JAMES A. EASTHAM, MD: When someone has a rising PSA despite being on hormonal therapy, there are several additional hormonal manipulations or hormonal changes that can be made. If a patient is on what is called an antiandrogen, which is a medicine that actually blocks testosterone from binding its binding site or receptor, you can manipulate that. You can actually stop the antiandrogen.
DANIEL P. PETRYLAK, MD: There is almost a paradoxical withdrawal effect by stopping these medications, we sometimes, in about 20 to 30 percent of patients, see a PSA decline.
ANNOUNCER: But even among those patients, the effect will likely be temporary.

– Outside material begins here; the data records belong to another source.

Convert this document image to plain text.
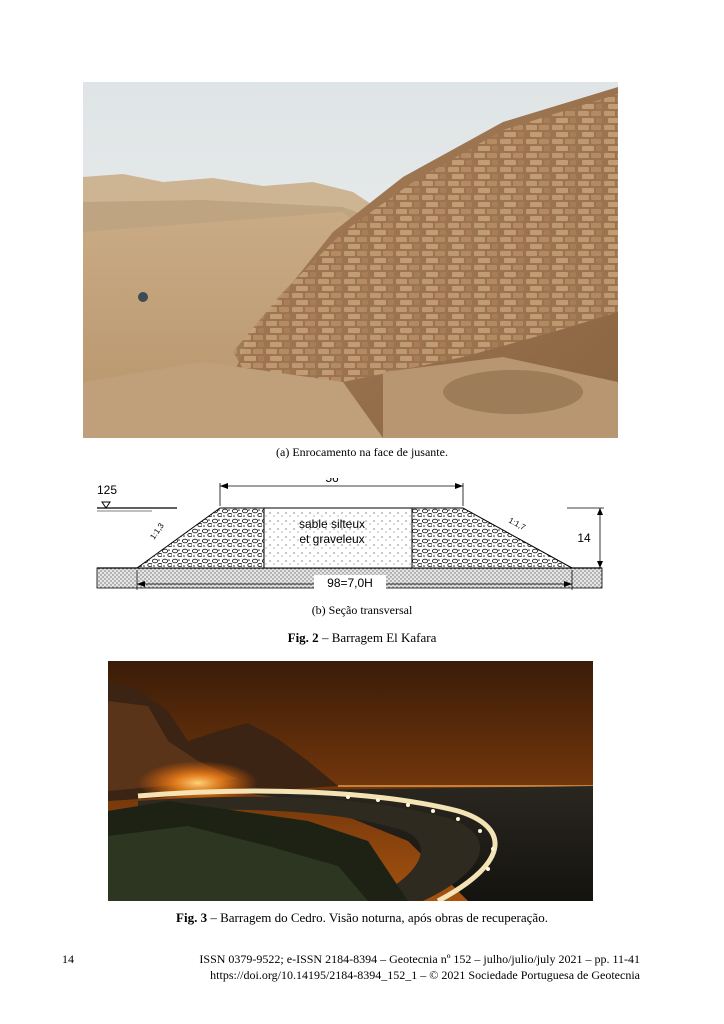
(a) Enrocamento na face de jusante.
125
56
sable silteux
et graveleux
1:1,3	1:1,7
14
98=7,0H
(b) Seção transversal
Fig. 2 – Barragem El Kafara
Fig. 3 – Barragem do Cedro. Visão noturna, após obras de recuperação.
14	ISSN 0379-9522; e-ISSN 2184-8394 – Geotecnia nº 152 – julho/julio/july 2021 – pp. 11-41
https://doi.org/10.14195/2184-8394_152_1 – © 2021 Sociedade Portuguesa de Geotecnia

At this stage, depending on a variety of factors, a patient may have only one or two years to live. Doctors traditionally could do little beyond helping prevent bone fractures, and managing pain. And there wasn't much of a role for chemotherapy in prostate cancer, until recently.
JAMES A. EASTHAM, MD: Probably the initial advance in chemotherapy was a drug called mitoxantrone, which, while it did not prolong survival, did help with symptoms of pain. And men who were on the drug had greater pain relief than men who did not receive mitoxantrone.
More recently, the taxanes, primarily Taxotere, which is a chemotherapy drug, has been shown to actually not only help with pain, but also prolong survival in prostate cancer. Again, these are men with advanced, what we would call hormone refractory prostate cancer.